I'm afraid the lift cylinder is probly leaking internaly and will need to be rebuilt. This is known as pecking or bobbing. I had the same issue on my ford 600. I also have an MF 20. I just posted my transmission problem. Something sesises up and brings it to a hault killing the engine, but I can re-start and take off again.

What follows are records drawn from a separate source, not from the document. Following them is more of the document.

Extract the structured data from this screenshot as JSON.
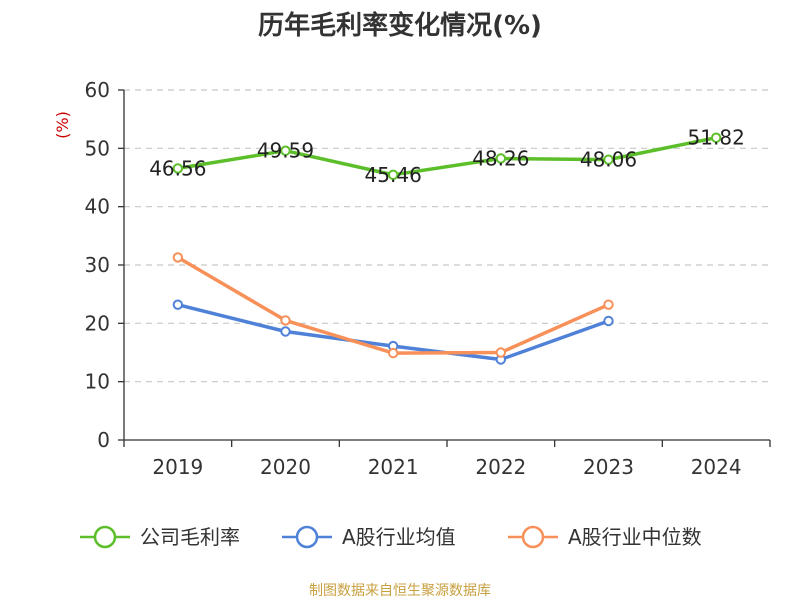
{
  "chart_data": {
    "type": "line",
    "title": "历年毛利率变化情况(%)",
    "ylabel": "(%)",
    "xlabel": "",
    "categories": [
      "2019",
      "2020",
      "2021",
      "2022",
      "2023",
      "2024"
    ],
    "ylim": [
      0,
      60
    ],
    "yticks": [
      0,
      10,
      20,
      30,
      40,
      50,
      60
    ],
    "grid": true,
    "legend_position": "bottom",
    "series": [
      {
        "name": "公司毛利率",
        "color": "#5cbf2a",
        "values": [
          46.56,
          49.59,
          45.46,
          48.26,
          48.06,
          51.82
        ],
        "labels": [
          "46.56",
          "49.59",
          "45.46",
          "48.26",
          "48.06",
          "51.82"
        ]
      },
      {
        "name": "A股行业均值",
        "color": "#4f81d8",
        "values": [
          23.2,
          18.6,
          16.1,
          13.8,
          20.4,
          null
        ]
      },
      {
        "name": "A股行业中位数",
        "color": "#f79059",
        "values": [
          31.3,
          20.5,
          14.9,
          15.0,
          23.2,
          null
        ]
      }
    ]
  },
  "source": "制图数据来自恒生聚源数据库"
}
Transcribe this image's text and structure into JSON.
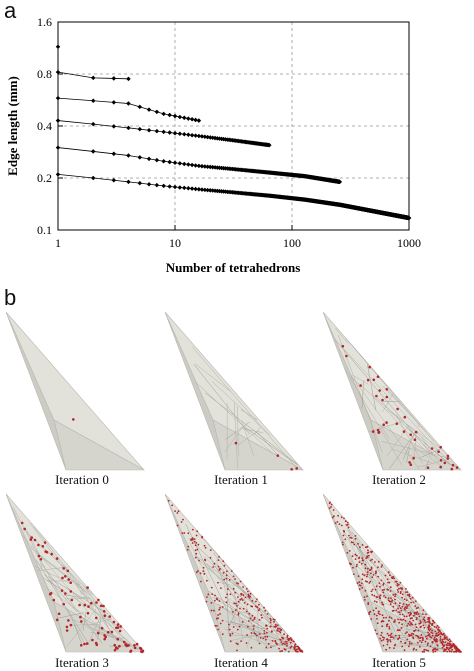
{
  "panels": {
    "a": "a",
    "b": "b"
  },
  "chart_data": {
    "type": "line",
    "x_scale": "log",
    "y_scale": "log",
    "xlim": [
      1,
      1000
    ],
    "ylim": [
      0.1,
      1.6
    ],
    "xlabel": "Number of tetrahedrons",
    "ylabel": "Edge length (mm)",
    "x_ticks": [
      1,
      10,
      100,
      1000
    ],
    "x_tick_labels": [
      "1",
      "10",
      "100",
      "1000"
    ],
    "y_ticks": [
      0.1,
      0.2,
      0.4,
      0.8,
      1.6
    ],
    "y_tick_labels": [
      "0.1",
      "0.2",
      "0.4",
      "0.8",
      "1.6"
    ],
    "grid": true,
    "series": [
      {
        "x_start": 1,
        "x_end": 1,
        "y_start": 1.15,
        "y_end": 1.15
      },
      {
        "x_start": 1,
        "x_end": 4,
        "y_start": 0.82,
        "y_end": 0.75,
        "anchors": [
          [
            1,
            0.82
          ],
          [
            2,
            0.76
          ],
          [
            4,
            0.75
          ]
        ]
      },
      {
        "x_start": 1,
        "x_end": 16,
        "y_start": 0.58,
        "y_end": 0.43,
        "anchors": [
          [
            1,
            0.58
          ],
          [
            2,
            0.56
          ],
          [
            4,
            0.54
          ],
          [
            8,
            0.47
          ],
          [
            16,
            0.43
          ]
        ]
      },
      {
        "x_start": 1,
        "x_end": 64,
        "y_start": 0.43,
        "y_end": 0.31,
        "anchors": [
          [
            1,
            0.43
          ],
          [
            2,
            0.41
          ],
          [
            4,
            0.39
          ],
          [
            8,
            0.37
          ],
          [
            16,
            0.35
          ],
          [
            32,
            0.33
          ],
          [
            64,
            0.31
          ]
        ]
      },
      {
        "x_start": 1,
        "x_end": 256,
        "y_start": 0.3,
        "y_end": 0.19,
        "anchors": [
          [
            1,
            0.3
          ],
          [
            2,
            0.285
          ],
          [
            4,
            0.27
          ],
          [
            8,
            0.25
          ],
          [
            16,
            0.235
          ],
          [
            32,
            0.225
          ],
          [
            64,
            0.215
          ],
          [
            128,
            0.205
          ],
          [
            256,
            0.19
          ]
        ]
      },
      {
        "x_start": 1,
        "x_end": 1024,
        "y_start": 0.21,
        "y_end": 0.117,
        "anchors": [
          [
            1,
            0.21
          ],
          [
            2,
            0.2
          ],
          [
            4,
            0.19
          ],
          [
            8,
            0.18
          ],
          [
            16,
            0.172
          ],
          [
            32,
            0.165
          ],
          [
            64,
            0.158
          ],
          [
            128,
            0.15
          ],
          [
            256,
            0.14
          ],
          [
            512,
            0.128
          ],
          [
            1024,
            0.117
          ]
        ]
      }
    ]
  },
  "iterations": {
    "captions": [
      "Iteration 0",
      "Iteration 1",
      "Iteration 2",
      "Iteration 3",
      "Iteration 4",
      "Iteration 5"
    ],
    "point_density": [
      1,
      4,
      40,
      90,
      300,
      600
    ],
    "mesh_fraction": [
      0,
      0.3,
      0.6,
      0.75,
      0.9,
      0.95
    ]
  }
}
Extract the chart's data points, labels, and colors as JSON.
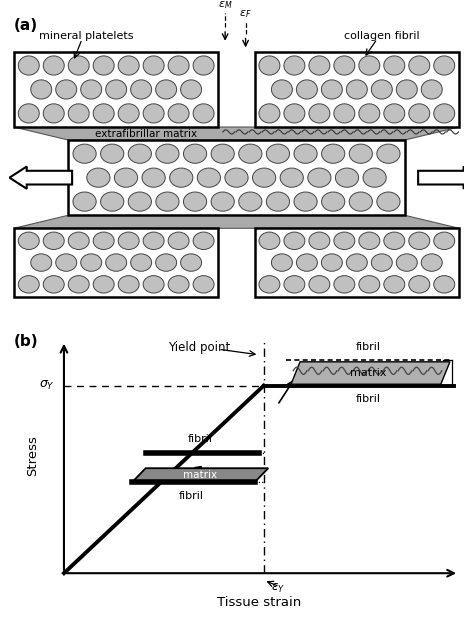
{
  "panel_a_label": "(a)",
  "panel_b_label": "(b)",
  "platelet_color": "#c0c0c0",
  "platelet_edge": "#444444",
  "box_edge": "#000000",
  "matrix_gray": "#999999",
  "matrix_dark": "#666666",
  "extrafibrillar_label": "extrafibrillar matrix",
  "mineral_label": "mineral platelets",
  "collagen_label": "collagen fibril",
  "yield_label": "Yield point",
  "stress_label": "Stress",
  "strain_label": "Tissue strain",
  "fibril_label": "fibril",
  "matrix_label": "matrix",
  "bg_color": "#ffffff"
}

Good luck with the lift cyinder.


----------



## shona13 (Aug 12, 2011)

G'day tinnern.
The problem is either a broken piston ring or more likely a stuck suction or discharge valve both in the hydraulic pump ,to fix the pump will have to be removed,just a little bit of advice when you remove the pump it would be best to do a complete overhaul .
The hydraulic lift cylinder has three cast piston rings and most often the piston will leak a little bit of oil,this is *one* of the causes of the three point hitch slowly dropping when the engine is shut off ,if you feel you need to the piston can be removed and remove the piston ring NEAREST the TOP of the piston ,machine the grove out to .1875 Inches deep and .281 inches wide and fit a three sixteen section O ring in the grove this will eliminate all leakage from the lift cylinder .
Happy days.
Hutch.


----------



## Gary Wisniewski (Jan 13, 2018)

shona13 said:


> G'day tinnern.
> The problem is either a broken piston ring or more likely a stuck suction or discharge valve both in the hydraulic pump ,to fix the pump will have to be removed,just a little bit of advice when you remove the pump it would be best to do a complete overhaul .
> The hydraulic lift cylinder has three cast piston rings and most often the piston will leak a little bit of oil,this is *one* of the causes of the three point hitch slowly dropping when the engine is shut off ,if you feel you need to the piston can be removed and remove the piston ring NEAREST the TOP of the piston ,machine the grove out to .1875 Inches deep and .281 inches wide and fit a three sixteen section O ring in the grove this will eliminate all leakage from the lift cylinder .
> Happy days.
> Hutch.


First post, hello all and thank you in advance.
My issue started when I was using tractor mowing brush in between bedded pines, bush hog got stuck and 3 point quit working. after tearing it a part we found that lift cylinder pump housing was broke in several places and the bolts were shared off, we replaced the pump, bolts, new pistons, rod, and rings. 2 times now, all seems to goes together correctly. but before 3 point can be lifted all the way up in about 10 seconds, (lift arms only appox. 3/4 of the way up), the cylinder has blew apart 2 more times making 3 times including the first time, what are we missing or doing wrong? your help is needed!​


----------